# Salida de datos por el USB



## TESLA BOY (Nov 5, 2008)

Qué hay electronicos?

Ahora les vengo con la nueva duda, deseo sacra datos de mi lap top que no tiene puerto serial ni paralelo (que para mi estan tendiendo a desaparecer), asi que solo tengo el puero USB, lo que quiero hacer es mandar una señal por el puerto USB a un emisor de radiofrecuencia y el receptor esta conectado a unos motores a pasos y asi de esa manera desde la PC mandar la cantidad de pulsos que deseé para ejecutar una accion. 
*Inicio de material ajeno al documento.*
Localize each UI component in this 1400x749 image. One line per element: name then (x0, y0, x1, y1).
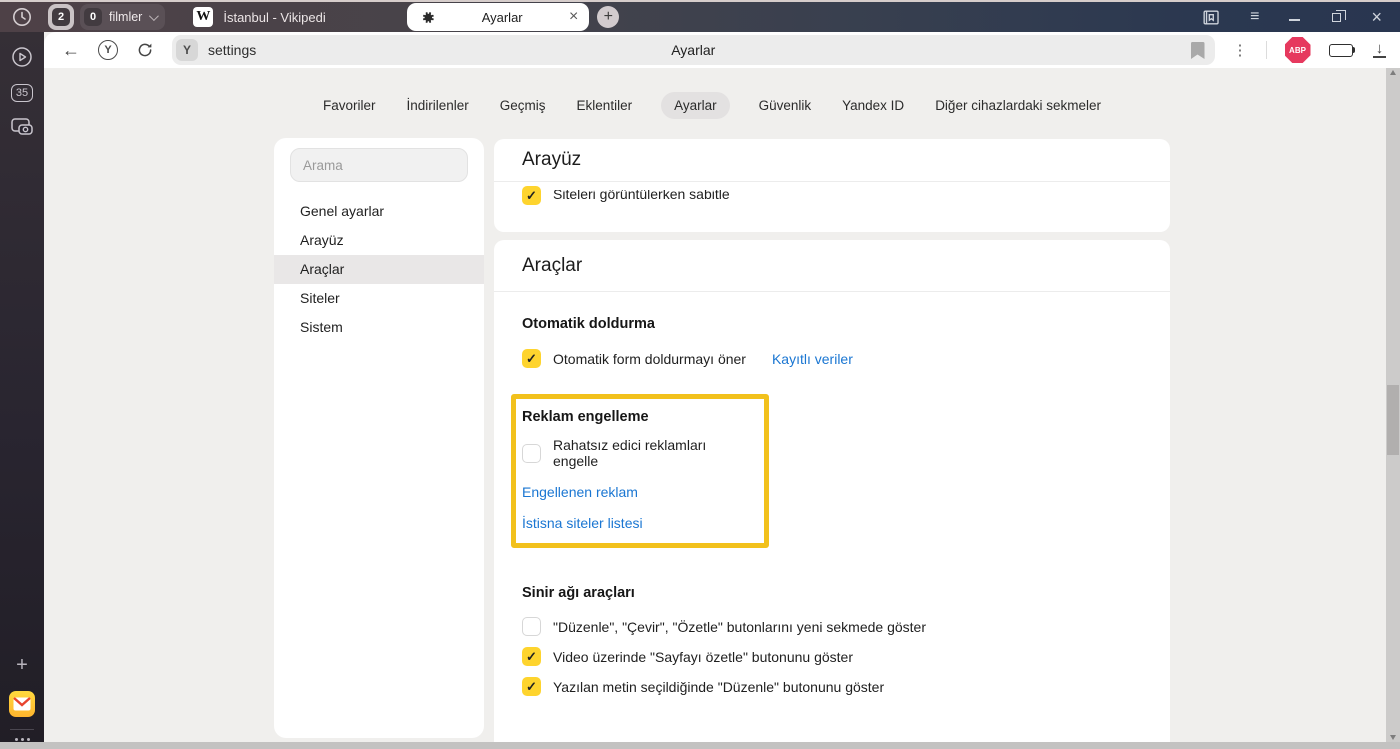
url-text: settings (208, 42, 256, 58)
scrollbar[interactable] (1386, 68, 1400, 742)
nav-tab-guvenlik[interactable]: Güvenlik (757, 92, 814, 119)
scrollbar-thumb[interactable] (1387, 385, 1399, 455)
divider (10, 729, 34, 730)
clock-icon (12, 7, 32, 27)
setting-label: Siteleri görüntülerken sabitle (553, 190, 730, 202)
group-label: filmler (109, 10, 142, 24)
bookmark-icon[interactable] (1190, 42, 1205, 59)
group-unread-count: 0 (84, 8, 102, 26)
sidebar-item-genel-ayarlar[interactable]: Genel ayarlar (274, 197, 484, 226)
subsection-reklam-engelleme: Reklam engelleme (522, 409, 754, 425)
checkbox-checked[interactable]: ✓ (522, 186, 541, 205)
link-engellenen-reklam[interactable]: Engellenen reklam (522, 484, 754, 500)
screenshot-icon[interactable] (10, 116, 34, 138)
settings-sidebar: Genel ayarlar Arayüz Araçlar Siteler Sis… (274, 138, 484, 738)
close-tab-icon[interactable]: × (569, 9, 578, 25)
checkbox-unchecked[interactable] (522, 617, 541, 636)
restore-button[interactable] (1332, 13, 1341, 22)
browser-toolbar: ← Y Y settings Ayarlar ⋮ ABP ↓ (44, 32, 1400, 68)
adblock-plus-icon[interactable]: ABP (1285, 37, 1311, 63)
side-panel-icon[interactable] (1201, 8, 1220, 27)
gear-icon (420, 10, 435, 25)
checkbox-unchecked[interactable] (522, 444, 541, 463)
highlighted-adblock-box: Reklam engelleme Rahatsız edici reklamla… (511, 394, 769, 548)
section-arayuz: Arayüz ✓ Siteleri görüntülerken sabitle (494, 139, 1170, 232)
scroll-up-arrow[interactable] (1390, 70, 1396, 75)
nav-tab-ayarlar[interactable]: Ayarlar (661, 92, 730, 119)
window-bottom-edge (0, 742, 1400, 749)
link-kayitli-veriler[interactable]: Kayıtlı veriler (772, 351, 853, 367)
tab-count-badge[interactable]: 35 (11, 84, 33, 102)
checkbox-checked[interactable]: ✓ (522, 677, 541, 696)
setting-row-sabitle: ✓ Siteleri görüntülerken sabitle (494, 186, 1170, 205)
extensions-menu-icon[interactable]: ⋮ (1233, 41, 1248, 59)
sidebar-item-sistem[interactable]: Sistem (274, 313, 484, 342)
nav-tab-diger-cihazlar[interactable]: Diğer cihazlardaki sekmeler (933, 92, 1103, 119)
section-title-arayuz: Arayüz (494, 139, 1170, 182)
nav-tab-eklentiler[interactable]: Eklentiler (575, 92, 635, 119)
sidebar-item-arayuz[interactable]: Arayüz (274, 226, 484, 255)
setting-label: Video üzerinde "Sayfayı özetle" butonunu… (553, 649, 853, 665)
tab-group-filmler[interactable]: 0 filmler (80, 4, 165, 30)
setting-row-duzenle-butonu: ✓ Yazılan metin seçildiğinde "Düzenle" b… (522, 677, 1142, 696)
section-title-araclar: Araçlar (494, 240, 1170, 292)
tab-title: Ayarlar (435, 10, 569, 25)
search-input[interactable] (290, 148, 468, 182)
tab-group-count-chip[interactable]: 2 (48, 4, 74, 30)
close-window-button[interactable]: × (1371, 8, 1382, 26)
more-options-icon[interactable] (15, 738, 30, 741)
setting-label: "Düzenle", "Çevir", "Özetle" butonlarını… (553, 619, 926, 635)
setting-row-video-ozetle: ✓ Video üzerinde "Sayfayı özetle" butonu… (522, 647, 1142, 666)
nav-tab-indirilenler[interactable]: İndirilenler (405, 92, 471, 119)
settings-favicon: Y (176, 39, 198, 61)
tab-strip: 2 0 filmler W İstanbul - Vikipedi Ayarla… (0, 0, 1400, 32)
setting-row-autofill: ✓ Otomatik form doldurmayı öner Kayıtlı … (522, 349, 1142, 368)
section-araclar: Araçlar Otomatik doldurma ✓ Otomatik for… (494, 240, 1170, 743)
tab-title: İstanbul - Vikipedi (223, 10, 325, 25)
nav-tab-yandex-id[interactable]: Yandex ID (840, 92, 906, 119)
tab-ayarlar-active[interactable]: Ayarlar × (407, 3, 589, 31)
link-istisna-siteler[interactable]: İstisna siteler listesi (522, 515, 754, 531)
setting-label: Yazılan metin seçildiğinde "Düzenle" but… (553, 679, 884, 695)
yandex-home-icon[interactable]: Y (98, 40, 118, 60)
subsection-otomatik-doldurma: Otomatik doldurma (522, 316, 1142, 332)
add-panel-icon[interactable]: + (16, 654, 28, 677)
menu-icon[interactable]: ≡ (1250, 8, 1259, 26)
scroll-down-arrow[interactable] (1390, 735, 1396, 740)
new-tab-button[interactable]: + (597, 6, 619, 28)
divider (1266, 41, 1267, 59)
sidebar-item-araclar[interactable]: Araçlar (274, 255, 484, 284)
settings-top-nav: Favoriler İndirilenler Geçmiş Eklentiler… (44, 92, 1380, 119)
subsection-sinir-agi: Sinir ağı araçları (522, 585, 1142, 601)
minimize-button[interactable] (1289, 19, 1300, 21)
play-circle-icon[interactable] (11, 46, 33, 68)
setting-label: Otomatik form doldurmayı öner (553, 351, 746, 367)
nav-tab-gecmis[interactable]: Geçmiş (498, 92, 548, 119)
chevron-down-icon (149, 11, 159, 21)
checkbox-checked[interactable]: ✓ (522, 349, 541, 368)
setting-row-neural-buttons: "Düzenle", "Çevir", "Özetle" butonlarını… (522, 617, 1142, 636)
setting-label: Rahatsız edici reklamları engelle (553, 437, 754, 469)
nav-tab-favoriler[interactable]: Favoriler (321, 92, 378, 119)
browser-window: 2 0 filmler W İstanbul - Vikipedi Ayarla… (0, 0, 1400, 749)
battery-saver-icon[interactable] (1329, 44, 1356, 57)
tab-istanbul-vikipedi[interactable]: W İstanbul - Vikipedi (193, 7, 343, 27)
address-bar[interactable]: Y settings Ayarlar (172, 35, 1215, 65)
refresh-icon[interactable] (136, 41, 154, 59)
sidebar-item-siteler[interactable]: Siteler (274, 284, 484, 313)
tab-group-count: 2 (52, 8, 70, 26)
history-clock-button[interactable] (0, 7, 44, 27)
wikipedia-favicon: W (193, 7, 213, 27)
yandex-mail-icon[interactable] (9, 691, 35, 717)
downloads-icon[interactable]: ↓ (1373, 42, 1386, 58)
back-button[interactable]: ← (62, 41, 80, 59)
checkbox-checked[interactable]: ✓ (522, 647, 541, 666)
setting-row-adblock: Rahatsız edici reklamları engelle (522, 437, 754, 469)
page-title: Ayarlar (172, 42, 1215, 58)
settings-page: Favoriler İndirilenler Geçmiş Eklentiler… (44, 68, 1400, 742)
left-rail: 35 + (0, 32, 44, 749)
Cualquier información es bienvenida.


----------



## Chico3001 (Nov 5, 2008)

El metodo simple:

Consige un adaptador USB-RS232 (no son caros) y mandalos usando transmision serial simple, Max232 y lo normal que ya conocemos

El metodo complejo (pero recomendable):

Vas a tener que conseguir un microcontrolador que soporte transmision USB y programarlo, despues hacer una rutina para enviar los datos usando VisualC o VisualBasic

Un metodo que he intentado es consiguiendo un kit EZ430-RF2500 de Texas instruments, trae un programador y 2 tablillas de experimentacion inalambricas, se conecta por el puerto USB y es muy facil y economico de usar.... pero como microcontrolador usa un MSP430 de Texas que supungo tendrias que aprender a usar

http://www.ti-estore.com/Merchant2/merchant.mvc?Screen=PROD&Product_Code=EZ430-RF2500

El kit vale $49 usd y la verdad lo recomiendo ampliamente, no es USB en todo el sentido de la palabra, internamente trae un convertidor USB-RS232 pero como es inalambrico y ya trae el programador es muy facil de usar


----------



## TESLA BOY (Nov 5, 2008)

De hecho si tengo el PIC que soporta el USB, el PIC18F4550, y bueno esa no es la parte dificil en cuanto la programacion, lo que mas que nada me inquieta es el hecho de como enviar los datos en Visual Basic, ya que no se manejarlo muy bien y no se si este me de una opcion para elegir el puerto USB. Volviendo al PIC, la verdad no lo he trabajado muy bien y puedes darme una ayudadita o un tutorial te estare enormemente agradecido.


----------



## OptimusTronic (Nov 16, 2008)

si, si alguien puede dar una ayudadita o algun tutorial para poder darnos la idea, ya que yo tambien quiero controlar y enviar información por el puerto usb, se los agradeceria mucho.

saludos.


----------



## Moyano Jonathan (Nov 16, 2008)

no van a encontar nada más completo en esta dirección, es del foro todopic que al igual que forosdeelectronica hay mucha información disponible:
http://www.todopic.com.ar/foros/index.php?topic=15208.120 veanlo desde la pagina 1 la verdad a mi me sorprendió


----------



## OptimusTronic (Nov 20, 2008)

he notado que se usa el pic18f4550 para poder usar el puerto usb, ademas de tener que programarlo para realizar algo en especifico. tocara aprender.. jeje...


----------



## Moyano Jonathan (Nov 21, 2008)

es la única forma , yo ahora me estoy poniendo a programar en visual la aplicación de control y en ccs para el pic


----------